The world of SPED test days is a totally different matter. I actually suspect that I worked harder during midterms than during a normal teaching day. Ah, but you say, you only have seven charges on a good day. Yes, I respond, but they certainly are needy charges. I don’t mean needy because of their IEPs or BIPs or 504s or accommodations, modifications, colonizations, destinations, specializations or whatever else. Needy because they are taking huge standardized assessments designed for a college-prep curriculum, and they just don’t think they can do it. I have discovered that “you have all the time you need for this test” does little to assuage fears. “All the time you need” actually sounds like a punishment if you’re not sure how to start solving a word problem. I have become this relentless, dorky cheerleader. Keep going. Keep earning those grit merits. See how far you’ve gotten already? Keep it up. Pompoms might have been useful.

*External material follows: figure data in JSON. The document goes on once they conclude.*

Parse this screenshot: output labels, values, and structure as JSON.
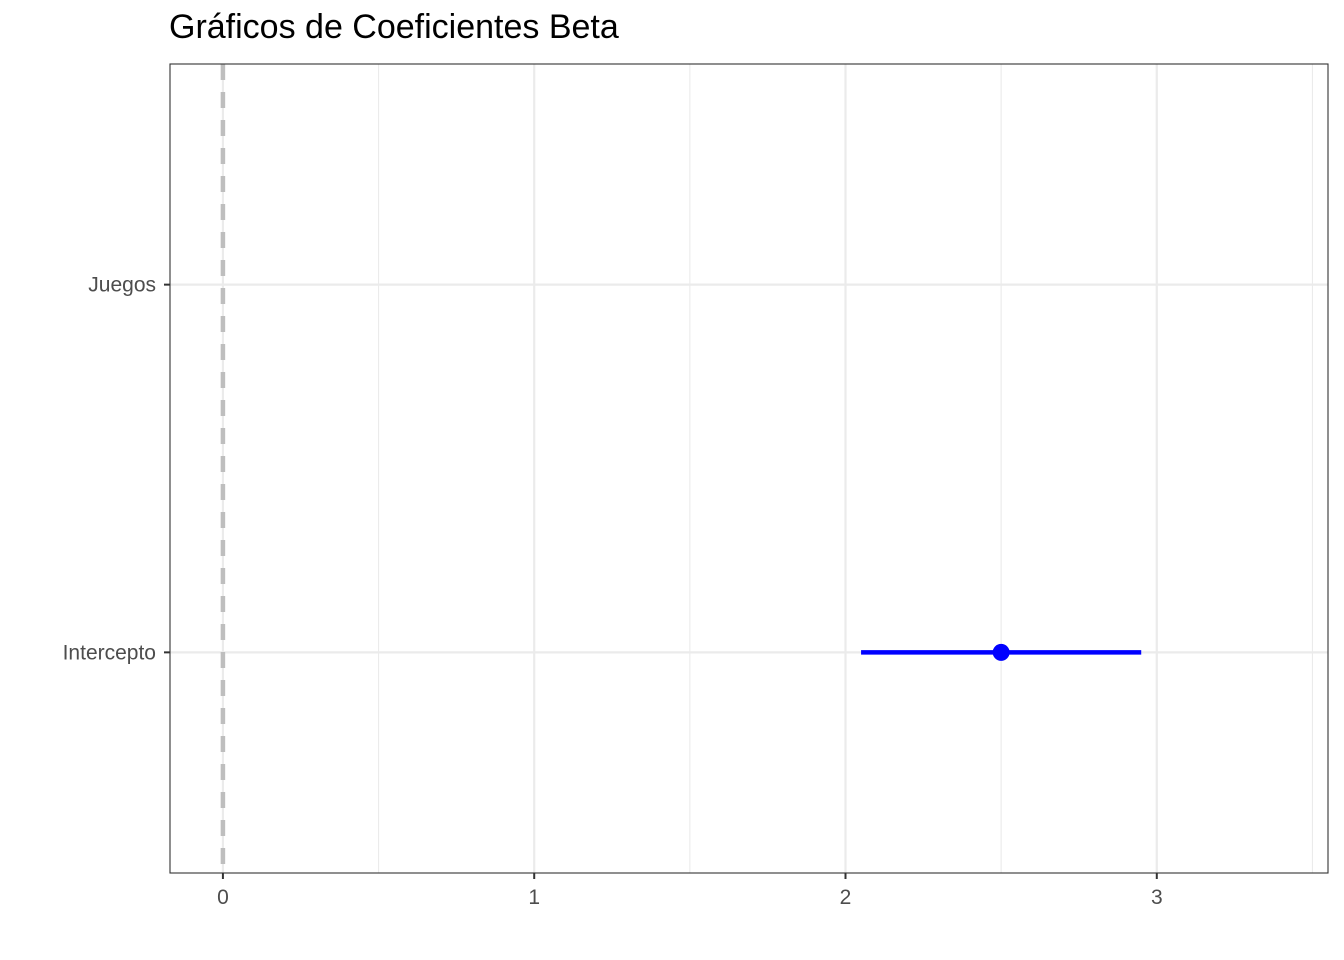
{
  "chart_data": {
    "type": "forest",
    "title": "Gráficos de Coeficientes Beta",
    "xlabel": "",
    "ylabel": "",
    "xlim": [
      -0.17,
      3.55
    ],
    "x_ticks": [
      0,
      1,
      2,
      3
    ],
    "x_tick_labels": [
      "0",
      "1",
      "2",
      "3"
    ],
    "categories": [
      "Intercepto",
      "Juegos"
    ],
    "estimates": [
      {
        "term": "Intercepto",
        "estimate": 2.5,
        "low": 2.05,
        "high": 2.95
      },
      {
        "term": "Juegos",
        "estimate": null,
        "low": null,
        "high": null
      }
    ],
    "reference_line": {
      "x": 0,
      "style": "dashed",
      "color": "#bebebe"
    },
    "grid": true,
    "legend": "none",
    "colors": {
      "estimate": "#0000ff",
      "grid": "#ebebeb",
      "panel_border": "#333333"
    }
  }
}
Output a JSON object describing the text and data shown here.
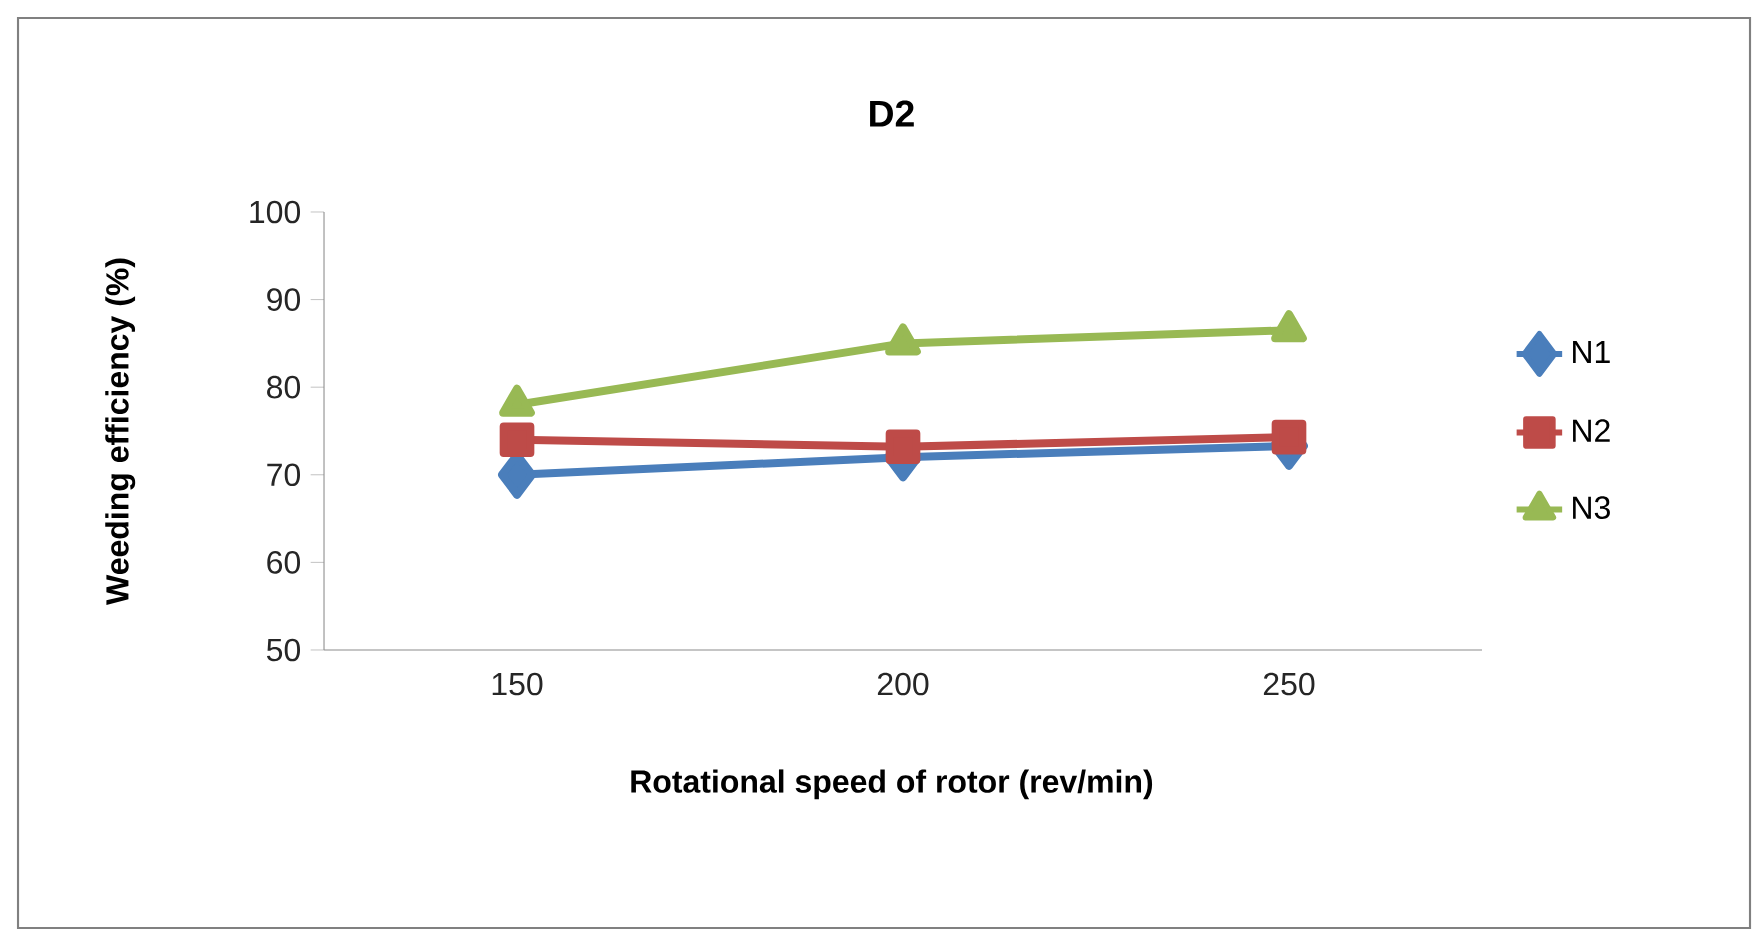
{
  "chart_data": {
    "type": "line",
    "title": "D2",
    "xlabel": "Rotational speed of rotor (rev/min)",
    "ylabel": "Weeding efficiency (%)",
    "categories": [
      "150",
      "200",
      "250"
    ],
    "series": [
      {
        "name": "N1",
        "color": "#4a7ebb",
        "marker": "diamond",
        "values": [
          70,
          72,
          73.3
        ]
      },
      {
        "name": "N2",
        "color": "#be4b48",
        "marker": "square",
        "values": [
          74,
          73.2,
          74.3
        ]
      },
      {
        "name": "N3",
        "color": "#98b954",
        "marker": "triangle",
        "values": [
          78,
          85,
          86.5
        ]
      }
    ],
    "ylim": [
      50,
      100
    ],
    "yticks": [
      50,
      60,
      70,
      80,
      90,
      100
    ],
    "grid": false,
    "legend": "right",
    "line_style": "solid"
  }
}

I spent a solid five hours – mostly kneeling in front of students’ desks – reading prompts, clarifying questions, giving gentle hints while trying to hold high expectations for academic performance and behavior. And I love math and teaching math but even I get tired of systems of equations and graphing inequalitites after 3 hours. My kids were every bit as tired of me as I was on algebra. Today was the day when the “don’t you like us?” and “why did Ms. ___________ (previous teacher) have to leave?” and “I don’t like you anymore” came out. (And one particularly loopy: “No offense but fat people get made fun of.”) All because I insist on them continuing to work on their tests and refuse to issue hall passes for every sneeze.
It was the opposite of a break, hence the title. Somewhere around 1pm I realized I hadn’t eaten or taken a bathroom break since 5:30am and 7:15am, respectively. Sometimes teaching involves ignoring whole organ systems, most often the digestive and excretory. (And for some of us the reproductive as well but that is a post for another time altogether.)
Although J appeared to be swearing at his editing & revising test and B literally beat her algebra test with her pencil, they finished. I sighed with relief. And left for the bathroom.